Extranjero y amargado
El español de Mont-de Marsan o el francés de Priego. Todo al revés. Extranjero en todos lados. La dura vida del emigrante marcó siempre a Luis Ocaña, uno de los mejores ciclistas de todos los tiempos. Cuando se suicidó el 19 de mayo de 1994, quienes le conocían no se sorprendieron demasiado. Por muy brutal que fuera la noticia no dejaba de ser la crónica de una muerte anunciada. Acuciado por las deudas en sus negocios de armagnac, fracasado en su matrimonio, y con una hepatitis-cirrosis que le destruía, tomó la decisión fatal. En realidad, el camino sin retorno de un hombre amargado hasta en los momentos mejores, pero capaz de tomar las riendas de su destino con una saña sin límites.Ocaña fue el típico hombre genial, pero que no sabía disfrutar de sus éxitos. Hasta en los mejores momentos se le veía con un rictus de insatisfacción. En el ciclismo, como en la vida, existen personas con carácter bueno o malo. Ocaña escondía el bueno al máximo. Hablar con él era enfrentarse a un tipo hosco, difícil, siempre a la defensiva. Hacerlo al principio o al final de una etapa, aunque hubiese ganado, suponía armarse de paciencia y recibir contestaciones negativas o ironías de mal gusto. Mientras otros grandes corredores de su época hacían alardes de amabilidad, él siempre tenía un mal momento, un detalle feo, como si los periodistas fuesen enemigos y no un vehículo fundamental para contar sus hazañas. No es que fuera tímido o de pocas palabras. Simplemente estaba siempre enfadado y su educación, lo que transmitía, dejaba mucho que desear.

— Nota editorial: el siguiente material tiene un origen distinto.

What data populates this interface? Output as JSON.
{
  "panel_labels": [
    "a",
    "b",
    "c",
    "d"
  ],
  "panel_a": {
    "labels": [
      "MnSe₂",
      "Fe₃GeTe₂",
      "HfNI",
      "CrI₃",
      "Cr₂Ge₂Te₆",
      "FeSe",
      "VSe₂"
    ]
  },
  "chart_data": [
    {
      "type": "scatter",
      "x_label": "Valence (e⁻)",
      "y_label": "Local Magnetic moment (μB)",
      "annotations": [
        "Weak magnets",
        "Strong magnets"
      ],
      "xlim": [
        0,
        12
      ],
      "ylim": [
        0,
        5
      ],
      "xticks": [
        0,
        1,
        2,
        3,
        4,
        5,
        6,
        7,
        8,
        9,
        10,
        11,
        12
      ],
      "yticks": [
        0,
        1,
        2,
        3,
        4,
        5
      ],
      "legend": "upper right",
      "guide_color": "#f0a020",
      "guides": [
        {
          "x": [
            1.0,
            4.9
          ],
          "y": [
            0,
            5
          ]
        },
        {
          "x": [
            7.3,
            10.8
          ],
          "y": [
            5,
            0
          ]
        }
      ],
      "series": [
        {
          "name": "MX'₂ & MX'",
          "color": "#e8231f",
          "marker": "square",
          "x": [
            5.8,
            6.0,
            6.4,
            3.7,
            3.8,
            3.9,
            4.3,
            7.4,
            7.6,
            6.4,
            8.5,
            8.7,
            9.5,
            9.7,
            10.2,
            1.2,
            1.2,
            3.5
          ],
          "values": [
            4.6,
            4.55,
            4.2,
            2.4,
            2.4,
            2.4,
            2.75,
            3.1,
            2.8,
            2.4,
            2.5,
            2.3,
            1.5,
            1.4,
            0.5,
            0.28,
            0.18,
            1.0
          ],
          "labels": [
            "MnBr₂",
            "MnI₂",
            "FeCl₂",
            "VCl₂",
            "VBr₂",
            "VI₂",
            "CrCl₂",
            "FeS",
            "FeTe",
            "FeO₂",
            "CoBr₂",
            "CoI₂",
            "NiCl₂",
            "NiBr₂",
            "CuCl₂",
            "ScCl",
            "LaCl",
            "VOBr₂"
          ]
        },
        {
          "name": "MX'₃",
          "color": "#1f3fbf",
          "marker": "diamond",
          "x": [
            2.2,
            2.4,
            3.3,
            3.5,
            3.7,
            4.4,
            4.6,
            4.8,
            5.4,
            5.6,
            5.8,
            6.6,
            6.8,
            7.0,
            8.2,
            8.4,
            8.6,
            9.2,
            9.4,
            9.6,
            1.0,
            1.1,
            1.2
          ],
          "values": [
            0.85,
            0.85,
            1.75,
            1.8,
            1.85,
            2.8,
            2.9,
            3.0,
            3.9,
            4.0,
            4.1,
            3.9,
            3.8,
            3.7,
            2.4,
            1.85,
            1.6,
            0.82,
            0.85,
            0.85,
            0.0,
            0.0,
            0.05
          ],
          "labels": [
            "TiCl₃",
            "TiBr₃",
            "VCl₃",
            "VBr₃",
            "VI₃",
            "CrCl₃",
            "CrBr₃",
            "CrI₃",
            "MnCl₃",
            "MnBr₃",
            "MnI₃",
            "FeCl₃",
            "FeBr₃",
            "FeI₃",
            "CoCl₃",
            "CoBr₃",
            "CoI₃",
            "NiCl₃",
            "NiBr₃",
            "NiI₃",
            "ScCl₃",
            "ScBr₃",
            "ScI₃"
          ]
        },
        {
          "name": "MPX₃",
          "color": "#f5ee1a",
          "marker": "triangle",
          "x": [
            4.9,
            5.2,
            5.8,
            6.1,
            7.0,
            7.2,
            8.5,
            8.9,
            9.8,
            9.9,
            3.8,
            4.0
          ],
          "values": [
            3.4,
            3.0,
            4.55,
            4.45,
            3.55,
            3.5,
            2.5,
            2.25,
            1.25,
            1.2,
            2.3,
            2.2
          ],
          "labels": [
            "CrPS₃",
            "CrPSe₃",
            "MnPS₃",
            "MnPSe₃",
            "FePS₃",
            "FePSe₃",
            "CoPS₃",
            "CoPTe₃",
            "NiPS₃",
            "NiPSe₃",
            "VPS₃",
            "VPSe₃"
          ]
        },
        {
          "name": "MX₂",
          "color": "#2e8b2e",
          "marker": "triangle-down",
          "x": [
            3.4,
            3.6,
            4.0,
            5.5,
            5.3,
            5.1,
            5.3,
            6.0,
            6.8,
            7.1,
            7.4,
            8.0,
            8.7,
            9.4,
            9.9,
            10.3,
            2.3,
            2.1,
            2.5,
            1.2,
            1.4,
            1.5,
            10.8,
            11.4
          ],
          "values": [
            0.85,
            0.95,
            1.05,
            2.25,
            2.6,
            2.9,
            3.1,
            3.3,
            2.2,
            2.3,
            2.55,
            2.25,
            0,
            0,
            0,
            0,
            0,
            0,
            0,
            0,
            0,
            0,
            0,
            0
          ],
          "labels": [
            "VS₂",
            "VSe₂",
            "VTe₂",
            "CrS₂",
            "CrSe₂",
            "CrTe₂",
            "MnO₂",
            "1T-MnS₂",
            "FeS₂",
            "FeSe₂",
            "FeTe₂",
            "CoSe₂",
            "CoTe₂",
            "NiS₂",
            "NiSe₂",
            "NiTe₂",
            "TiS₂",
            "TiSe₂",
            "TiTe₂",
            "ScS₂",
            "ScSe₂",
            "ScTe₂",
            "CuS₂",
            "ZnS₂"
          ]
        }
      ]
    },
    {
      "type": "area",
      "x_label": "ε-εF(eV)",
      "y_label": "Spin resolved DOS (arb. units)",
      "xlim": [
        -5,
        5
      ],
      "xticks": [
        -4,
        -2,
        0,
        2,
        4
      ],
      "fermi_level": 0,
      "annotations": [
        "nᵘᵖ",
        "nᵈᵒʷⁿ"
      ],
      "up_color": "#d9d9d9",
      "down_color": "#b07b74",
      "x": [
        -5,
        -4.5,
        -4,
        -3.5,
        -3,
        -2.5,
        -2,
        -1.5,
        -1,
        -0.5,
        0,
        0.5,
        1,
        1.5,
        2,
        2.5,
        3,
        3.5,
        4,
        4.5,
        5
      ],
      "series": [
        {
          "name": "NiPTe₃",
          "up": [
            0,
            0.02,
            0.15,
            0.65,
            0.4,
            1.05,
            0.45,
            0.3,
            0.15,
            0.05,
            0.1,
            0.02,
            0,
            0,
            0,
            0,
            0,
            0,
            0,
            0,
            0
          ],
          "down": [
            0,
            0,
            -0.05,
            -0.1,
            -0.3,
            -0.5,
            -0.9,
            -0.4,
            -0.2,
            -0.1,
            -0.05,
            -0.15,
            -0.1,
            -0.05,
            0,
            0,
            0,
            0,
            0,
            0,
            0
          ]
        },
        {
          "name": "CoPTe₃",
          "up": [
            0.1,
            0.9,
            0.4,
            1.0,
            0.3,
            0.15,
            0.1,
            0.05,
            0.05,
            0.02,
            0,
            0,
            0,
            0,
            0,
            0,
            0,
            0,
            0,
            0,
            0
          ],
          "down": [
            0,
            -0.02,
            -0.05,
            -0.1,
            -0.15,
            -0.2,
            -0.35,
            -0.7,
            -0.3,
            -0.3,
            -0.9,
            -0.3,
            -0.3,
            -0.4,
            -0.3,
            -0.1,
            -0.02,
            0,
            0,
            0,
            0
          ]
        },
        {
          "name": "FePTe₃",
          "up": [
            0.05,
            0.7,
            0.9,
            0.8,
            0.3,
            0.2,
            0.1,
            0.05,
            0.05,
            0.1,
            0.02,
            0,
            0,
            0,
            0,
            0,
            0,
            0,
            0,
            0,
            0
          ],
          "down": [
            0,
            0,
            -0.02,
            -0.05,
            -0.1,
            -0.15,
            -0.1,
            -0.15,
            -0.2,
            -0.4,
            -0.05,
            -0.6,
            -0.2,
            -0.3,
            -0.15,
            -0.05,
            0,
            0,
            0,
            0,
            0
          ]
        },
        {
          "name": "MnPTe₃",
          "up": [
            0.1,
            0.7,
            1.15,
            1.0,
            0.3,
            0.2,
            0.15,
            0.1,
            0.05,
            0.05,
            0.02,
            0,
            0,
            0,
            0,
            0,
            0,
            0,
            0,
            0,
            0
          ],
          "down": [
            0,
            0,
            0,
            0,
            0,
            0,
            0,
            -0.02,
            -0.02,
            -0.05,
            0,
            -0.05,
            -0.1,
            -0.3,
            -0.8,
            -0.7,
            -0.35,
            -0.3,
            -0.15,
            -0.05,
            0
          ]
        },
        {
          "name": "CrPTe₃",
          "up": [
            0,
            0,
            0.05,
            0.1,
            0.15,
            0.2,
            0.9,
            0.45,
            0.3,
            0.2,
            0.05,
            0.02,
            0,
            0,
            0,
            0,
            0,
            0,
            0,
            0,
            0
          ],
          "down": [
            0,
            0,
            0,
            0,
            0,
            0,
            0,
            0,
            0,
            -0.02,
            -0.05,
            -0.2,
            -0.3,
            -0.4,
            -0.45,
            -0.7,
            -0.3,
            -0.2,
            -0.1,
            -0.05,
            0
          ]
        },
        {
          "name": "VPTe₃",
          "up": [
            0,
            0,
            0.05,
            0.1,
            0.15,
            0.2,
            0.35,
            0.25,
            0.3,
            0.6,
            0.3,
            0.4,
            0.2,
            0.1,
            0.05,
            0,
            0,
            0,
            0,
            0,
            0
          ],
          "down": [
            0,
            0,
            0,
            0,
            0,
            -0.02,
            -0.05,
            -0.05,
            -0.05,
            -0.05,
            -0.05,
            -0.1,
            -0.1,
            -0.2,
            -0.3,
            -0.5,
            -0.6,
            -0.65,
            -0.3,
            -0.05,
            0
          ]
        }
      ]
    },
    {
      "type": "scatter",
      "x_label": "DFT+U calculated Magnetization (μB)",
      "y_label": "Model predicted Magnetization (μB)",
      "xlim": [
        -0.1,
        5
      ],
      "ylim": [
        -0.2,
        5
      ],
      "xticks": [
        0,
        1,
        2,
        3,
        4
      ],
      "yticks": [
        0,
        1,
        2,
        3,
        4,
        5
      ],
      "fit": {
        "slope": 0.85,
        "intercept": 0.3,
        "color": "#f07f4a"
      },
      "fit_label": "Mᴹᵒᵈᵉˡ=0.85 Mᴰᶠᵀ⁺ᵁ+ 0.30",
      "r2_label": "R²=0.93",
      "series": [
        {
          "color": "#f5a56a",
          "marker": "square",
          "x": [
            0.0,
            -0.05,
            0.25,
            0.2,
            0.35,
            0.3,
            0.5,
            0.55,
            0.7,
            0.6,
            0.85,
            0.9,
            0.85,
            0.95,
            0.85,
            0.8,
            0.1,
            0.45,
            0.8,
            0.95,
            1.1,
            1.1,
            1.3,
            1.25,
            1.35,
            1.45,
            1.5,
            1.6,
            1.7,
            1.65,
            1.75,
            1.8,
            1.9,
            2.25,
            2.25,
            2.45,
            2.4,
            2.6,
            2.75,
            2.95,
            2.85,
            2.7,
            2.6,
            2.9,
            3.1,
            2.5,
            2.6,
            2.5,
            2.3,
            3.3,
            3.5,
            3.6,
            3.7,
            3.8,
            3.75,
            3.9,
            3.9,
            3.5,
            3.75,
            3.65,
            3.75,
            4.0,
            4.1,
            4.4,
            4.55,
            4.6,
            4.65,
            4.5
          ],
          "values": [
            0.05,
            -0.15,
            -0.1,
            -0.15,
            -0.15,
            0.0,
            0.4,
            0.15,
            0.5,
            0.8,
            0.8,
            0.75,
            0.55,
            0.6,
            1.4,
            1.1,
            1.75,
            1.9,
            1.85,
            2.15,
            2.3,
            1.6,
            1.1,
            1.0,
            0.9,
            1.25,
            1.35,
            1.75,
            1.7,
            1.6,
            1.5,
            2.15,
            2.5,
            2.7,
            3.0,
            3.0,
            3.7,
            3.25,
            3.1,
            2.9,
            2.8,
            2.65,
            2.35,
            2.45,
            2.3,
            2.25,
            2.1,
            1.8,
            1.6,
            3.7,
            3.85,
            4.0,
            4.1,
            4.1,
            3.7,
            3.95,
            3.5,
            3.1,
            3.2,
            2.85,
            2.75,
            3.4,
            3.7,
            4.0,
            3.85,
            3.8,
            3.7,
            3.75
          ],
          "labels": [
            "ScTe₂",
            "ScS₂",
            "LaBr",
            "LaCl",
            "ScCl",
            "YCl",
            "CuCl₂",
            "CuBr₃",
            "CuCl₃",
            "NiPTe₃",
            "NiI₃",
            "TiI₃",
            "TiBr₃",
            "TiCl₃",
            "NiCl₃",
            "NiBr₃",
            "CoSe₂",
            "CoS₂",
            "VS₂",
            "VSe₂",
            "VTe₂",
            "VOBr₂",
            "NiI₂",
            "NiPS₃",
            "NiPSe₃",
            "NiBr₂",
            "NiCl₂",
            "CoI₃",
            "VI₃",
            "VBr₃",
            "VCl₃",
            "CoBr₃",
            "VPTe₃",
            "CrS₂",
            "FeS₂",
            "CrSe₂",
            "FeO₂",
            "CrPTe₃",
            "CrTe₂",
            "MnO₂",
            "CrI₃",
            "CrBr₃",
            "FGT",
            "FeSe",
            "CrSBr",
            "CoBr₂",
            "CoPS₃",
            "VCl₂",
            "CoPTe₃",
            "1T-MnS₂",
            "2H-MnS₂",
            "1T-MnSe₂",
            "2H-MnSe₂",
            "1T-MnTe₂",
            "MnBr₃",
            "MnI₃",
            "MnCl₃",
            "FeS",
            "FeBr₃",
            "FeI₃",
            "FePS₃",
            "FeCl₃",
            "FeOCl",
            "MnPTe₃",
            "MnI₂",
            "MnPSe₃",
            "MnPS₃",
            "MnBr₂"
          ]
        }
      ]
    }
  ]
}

Y no sólo tenía problemas con los informadores. Sus relaciones con los compañeros, o con los directores de equipo, en su siguiente etapa, también fueron tensas.
"En Francia me tratan mejor", decía muchas veces con amargura. En España, por su antipatía, nunca fue del todo querido. Tampoco él hizo lo necesario por reconducir su propaganda, aunque nunca quiso perder su nacionalidad española. En un país lleno de oriundos, no se valoró el mérito de un hombre que llegó al sur de Francia, a Mont-de Marsan, a los 12 años desde su Priego conquense y que jamás renunció a sus orígenes.
Ocaña, aunque pareciera increíble, fue un hombre que sufrió demasiado. La suerte tampoco le acompañó. Si de su primer accidente, que le costó el Tour de 1971, no le quedaron secuelas, las surgidas tras el segundo, ya en automóvil, en 1983, fueron la puntilla. De una transfusión maldita que le salvó momentáneamente la vida, vino la condena a muerte que él mismo ejecutó. Fue el final de un guión previsto. Fatal.